La atención del mundo se ha centrado en la guerra de Irak. Pero otra guerra, esta sí respaldada por la ONU, ha estado ocurriendo al mismo tiempo: la guerra contra las drogas. Desde mi punto de vista, toda persona con sensibilidad debe desear que esta guerra, en su mayor parte ignorada, llegue a su fin también. Mientras la ONU debería jugar un papel en conducir a Irak hacia una sociedad libre y democrática, también debe cambiar radicalmente su propio rumbo en la guerra contra las drogas y conducir al mundo hacia una política más sana.

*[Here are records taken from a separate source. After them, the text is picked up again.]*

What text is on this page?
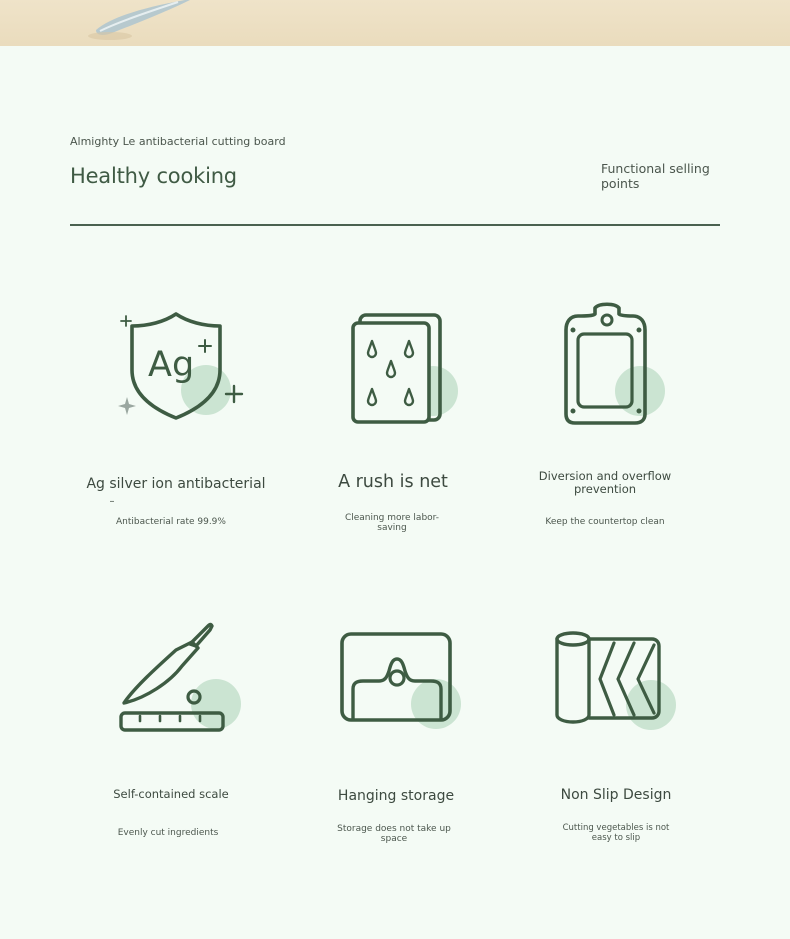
Almighty Le antibacterial cutting board
Healthy cooking	Functional selling points
Ag
Ag silver ion antibacterial
–
Antibacterial rate 99.9%
A rush is net
Cleaning more labor-saving
Diversion and overflow prevention
Keep the countertop clean
Self-contained scale
Evenly cut ingredients
Hanging storage
Storage does not take up space
Non Slip Design
Cutting vegetables is not easy to slip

En 1998, para celebrar el 10º aniversario de la adopción de la tercera Convención sobre Narcóticos y Sustancias Sicotrópicas, las Organización de las Naciones Unidas celebró una sesión especial de la Asamblea General para analizar el tema de las drogas ilícitas. Al término de dicho evento, los estados miembros de la ONU adoptaron una declaración política que dio al Programa de Control de Drogas de las Naciones Unidas (UNDCP) el mandato de "desarrollar estrategias con vista a eliminar o reducir significativamente el cultivo ilícito del matorral de coca, la planta de la cannabis y la flor del opio para el año 2008".

Los días 16 y 17 de abril la comunidad internacional se volverá a reunir en Viena para evaluar los resultados de las políticas seguidas por la ONU. Pero a cinco años de iniciado el programa, una cosa es clara: los resultados son magros. Según un informe de la UNDCP, publicado en 2002 y titulado Tendencias de las Drogas Ilícitas , la apertura de nuevos mercados para los narcóticos se produce a un ritmo más rápido que el cierre de los antiguos. Los traficantes de drogas, como los buenos hombres de negocios de cualquier lugar de mundo, han salido a encontrar nuevos mercados, y los han encontrado. Los países del este (el mundo poscomunista europeo y los países más ricos de Asia) están consumiendo cada vez más drogas, debido que los viejos mercados de Europa Occidental y América del Norte están saturados.

En todo el mundo, el tráfico de narcóticos está en aumento, no sólo porque están surgiendo nuevos mercados, sino también porque hay nuevos países produciéndolos. Más aún, se están inventando nuevas sustancias sintéticas y químicas, que son más potentes y a menudo menos costosas que las "clásicas".